Tree Climbing

Tommy Wright in Malanda Jungle. c.1930
Photo. Cairns Historical Society

Lumholtz, describing the method of tree climbing used by the Ngadjonji:

....if he has to climb a high tree, he first goes into the scrub to fetch a piece of the Australian calamus, which he partly bites, partly breaks off; ....at the end of it he makes a knot, the other he leaves as it is. This implement, which is usually sixteen to eighteen feet long, is called a kamin ( gamin ). After wiping his hands in the grass so as to remove all moisture .. throws the kamin around the big tree-trunk, and tries to catch the other end in his right hand.....he winds this end a few times around the right arm and thus gets a secure hold.

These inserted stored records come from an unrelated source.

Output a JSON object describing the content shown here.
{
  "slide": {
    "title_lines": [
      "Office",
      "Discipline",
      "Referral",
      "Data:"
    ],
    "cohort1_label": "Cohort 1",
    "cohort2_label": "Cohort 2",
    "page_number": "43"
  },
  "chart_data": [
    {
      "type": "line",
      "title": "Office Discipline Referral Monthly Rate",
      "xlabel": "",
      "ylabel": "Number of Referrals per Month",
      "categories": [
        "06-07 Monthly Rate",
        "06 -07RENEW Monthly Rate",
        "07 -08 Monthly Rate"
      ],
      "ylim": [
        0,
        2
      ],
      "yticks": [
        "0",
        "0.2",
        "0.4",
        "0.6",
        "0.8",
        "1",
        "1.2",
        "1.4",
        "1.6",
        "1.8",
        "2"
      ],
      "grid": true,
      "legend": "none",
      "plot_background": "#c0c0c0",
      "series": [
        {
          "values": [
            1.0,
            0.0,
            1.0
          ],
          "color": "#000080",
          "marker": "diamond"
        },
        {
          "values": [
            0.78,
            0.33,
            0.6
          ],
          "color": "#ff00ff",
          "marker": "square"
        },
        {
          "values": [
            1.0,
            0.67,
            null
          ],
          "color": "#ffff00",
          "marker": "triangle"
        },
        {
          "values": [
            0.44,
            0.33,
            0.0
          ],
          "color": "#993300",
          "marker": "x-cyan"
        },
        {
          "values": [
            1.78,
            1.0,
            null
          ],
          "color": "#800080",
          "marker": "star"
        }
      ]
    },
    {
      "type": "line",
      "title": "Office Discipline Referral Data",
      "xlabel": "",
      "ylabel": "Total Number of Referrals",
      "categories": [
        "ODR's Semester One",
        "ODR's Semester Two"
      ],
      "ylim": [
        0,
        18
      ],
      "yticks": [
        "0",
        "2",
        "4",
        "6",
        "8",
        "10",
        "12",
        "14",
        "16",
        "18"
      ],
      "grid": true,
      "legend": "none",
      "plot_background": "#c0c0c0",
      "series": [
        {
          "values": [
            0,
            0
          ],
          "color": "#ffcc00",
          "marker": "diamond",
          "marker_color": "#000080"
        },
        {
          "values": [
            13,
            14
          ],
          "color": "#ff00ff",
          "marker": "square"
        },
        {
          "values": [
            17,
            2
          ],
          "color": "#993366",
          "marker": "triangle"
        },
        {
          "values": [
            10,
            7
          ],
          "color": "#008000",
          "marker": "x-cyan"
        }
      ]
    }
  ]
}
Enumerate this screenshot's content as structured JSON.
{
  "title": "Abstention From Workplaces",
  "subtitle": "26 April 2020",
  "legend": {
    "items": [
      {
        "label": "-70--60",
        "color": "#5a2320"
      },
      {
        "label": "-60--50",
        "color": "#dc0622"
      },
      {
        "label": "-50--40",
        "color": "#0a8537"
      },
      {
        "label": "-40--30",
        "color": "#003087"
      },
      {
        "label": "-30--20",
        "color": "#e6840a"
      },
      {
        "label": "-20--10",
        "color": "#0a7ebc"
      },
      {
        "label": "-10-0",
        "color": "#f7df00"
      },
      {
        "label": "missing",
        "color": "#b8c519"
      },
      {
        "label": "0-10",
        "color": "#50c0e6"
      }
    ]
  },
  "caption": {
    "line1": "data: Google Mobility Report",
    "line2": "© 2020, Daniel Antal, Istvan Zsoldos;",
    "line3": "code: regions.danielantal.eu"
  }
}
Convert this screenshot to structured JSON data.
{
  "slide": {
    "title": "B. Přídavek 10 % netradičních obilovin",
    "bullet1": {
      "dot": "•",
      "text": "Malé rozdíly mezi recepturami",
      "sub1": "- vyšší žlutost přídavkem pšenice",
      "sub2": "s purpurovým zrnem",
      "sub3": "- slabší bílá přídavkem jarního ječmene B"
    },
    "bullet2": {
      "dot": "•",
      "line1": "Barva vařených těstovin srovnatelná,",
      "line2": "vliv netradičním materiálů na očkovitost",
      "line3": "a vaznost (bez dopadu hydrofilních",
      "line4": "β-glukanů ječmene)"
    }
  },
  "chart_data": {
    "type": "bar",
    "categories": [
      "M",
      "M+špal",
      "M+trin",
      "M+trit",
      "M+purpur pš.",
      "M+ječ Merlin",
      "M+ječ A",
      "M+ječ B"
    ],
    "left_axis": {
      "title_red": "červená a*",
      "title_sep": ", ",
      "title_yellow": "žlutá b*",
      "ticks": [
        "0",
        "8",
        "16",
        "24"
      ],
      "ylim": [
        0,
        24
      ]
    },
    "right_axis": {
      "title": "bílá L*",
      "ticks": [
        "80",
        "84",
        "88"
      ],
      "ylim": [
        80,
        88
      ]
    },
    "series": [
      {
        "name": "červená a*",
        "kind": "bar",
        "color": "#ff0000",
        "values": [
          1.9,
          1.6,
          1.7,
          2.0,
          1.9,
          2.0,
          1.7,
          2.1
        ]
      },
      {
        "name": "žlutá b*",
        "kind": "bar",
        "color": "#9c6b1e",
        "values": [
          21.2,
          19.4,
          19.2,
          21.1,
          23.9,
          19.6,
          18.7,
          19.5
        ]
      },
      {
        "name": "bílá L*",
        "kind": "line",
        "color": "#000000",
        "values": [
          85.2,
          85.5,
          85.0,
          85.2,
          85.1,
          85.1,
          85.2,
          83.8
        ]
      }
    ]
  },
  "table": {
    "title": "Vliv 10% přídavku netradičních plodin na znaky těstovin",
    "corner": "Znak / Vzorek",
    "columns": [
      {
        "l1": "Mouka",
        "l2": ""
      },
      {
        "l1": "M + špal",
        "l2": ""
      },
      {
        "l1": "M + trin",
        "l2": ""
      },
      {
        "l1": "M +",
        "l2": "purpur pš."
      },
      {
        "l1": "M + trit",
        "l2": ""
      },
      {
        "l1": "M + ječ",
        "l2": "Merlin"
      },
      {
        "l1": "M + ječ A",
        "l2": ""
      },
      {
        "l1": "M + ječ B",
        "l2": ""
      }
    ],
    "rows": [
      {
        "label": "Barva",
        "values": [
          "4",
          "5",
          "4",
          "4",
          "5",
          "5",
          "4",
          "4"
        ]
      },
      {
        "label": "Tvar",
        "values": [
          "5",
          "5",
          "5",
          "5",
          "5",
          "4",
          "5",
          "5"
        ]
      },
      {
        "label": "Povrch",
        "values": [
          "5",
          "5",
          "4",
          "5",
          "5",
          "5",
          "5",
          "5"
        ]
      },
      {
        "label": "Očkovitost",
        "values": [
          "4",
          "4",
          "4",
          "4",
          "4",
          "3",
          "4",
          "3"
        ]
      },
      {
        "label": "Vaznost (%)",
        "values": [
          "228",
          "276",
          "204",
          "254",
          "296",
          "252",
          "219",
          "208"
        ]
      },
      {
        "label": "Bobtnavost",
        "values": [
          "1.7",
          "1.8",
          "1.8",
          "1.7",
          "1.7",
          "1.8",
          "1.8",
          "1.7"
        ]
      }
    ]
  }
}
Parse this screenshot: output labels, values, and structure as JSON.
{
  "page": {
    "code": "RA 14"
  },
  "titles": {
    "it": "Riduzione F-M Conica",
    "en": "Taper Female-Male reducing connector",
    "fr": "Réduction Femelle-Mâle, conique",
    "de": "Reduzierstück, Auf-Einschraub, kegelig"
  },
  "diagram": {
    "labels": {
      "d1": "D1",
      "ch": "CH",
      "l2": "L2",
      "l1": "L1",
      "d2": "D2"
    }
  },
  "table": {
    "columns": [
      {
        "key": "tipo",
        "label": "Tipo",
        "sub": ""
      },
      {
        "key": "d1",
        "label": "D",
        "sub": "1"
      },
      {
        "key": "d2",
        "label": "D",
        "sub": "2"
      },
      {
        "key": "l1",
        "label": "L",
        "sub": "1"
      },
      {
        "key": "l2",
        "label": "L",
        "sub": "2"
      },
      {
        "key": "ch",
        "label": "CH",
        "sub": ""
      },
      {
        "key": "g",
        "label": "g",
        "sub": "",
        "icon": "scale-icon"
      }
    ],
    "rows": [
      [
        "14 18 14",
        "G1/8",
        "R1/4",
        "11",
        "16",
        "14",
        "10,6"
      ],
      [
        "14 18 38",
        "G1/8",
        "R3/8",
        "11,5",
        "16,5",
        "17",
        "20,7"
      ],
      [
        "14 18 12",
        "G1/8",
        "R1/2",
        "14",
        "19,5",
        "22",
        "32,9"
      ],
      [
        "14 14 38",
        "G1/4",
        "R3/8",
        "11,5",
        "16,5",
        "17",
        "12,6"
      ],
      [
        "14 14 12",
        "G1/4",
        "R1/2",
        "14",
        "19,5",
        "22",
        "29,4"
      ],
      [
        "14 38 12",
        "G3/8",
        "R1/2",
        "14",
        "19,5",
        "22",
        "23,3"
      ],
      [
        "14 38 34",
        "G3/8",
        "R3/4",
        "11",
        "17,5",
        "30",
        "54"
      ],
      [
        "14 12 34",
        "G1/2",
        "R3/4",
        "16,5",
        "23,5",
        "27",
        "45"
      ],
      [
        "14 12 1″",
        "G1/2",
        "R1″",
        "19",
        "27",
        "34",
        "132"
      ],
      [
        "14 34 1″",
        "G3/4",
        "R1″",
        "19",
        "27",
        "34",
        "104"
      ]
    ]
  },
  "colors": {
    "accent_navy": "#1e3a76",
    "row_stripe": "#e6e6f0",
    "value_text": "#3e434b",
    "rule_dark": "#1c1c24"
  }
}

The right foot is planted against the tree, the arms are extended directly in front of him, the body is bent back, so that it is kept as far as possible away from the tree, and then the ascent begins. He keeps throwing the kamin up the tree, and at the same time he himself ascends about as easily as a sailor uses an accommodation ladder..... he takes his tomahawk in his mouth, and when he wants to use it removes the kamin from his right arm and winds it around his right thigh, whereupon with his free hand he cuts the next niche or two in the bark of the tree....no tree is too high or too smooth for the Australian native to climb, provided it's circumference is not too great.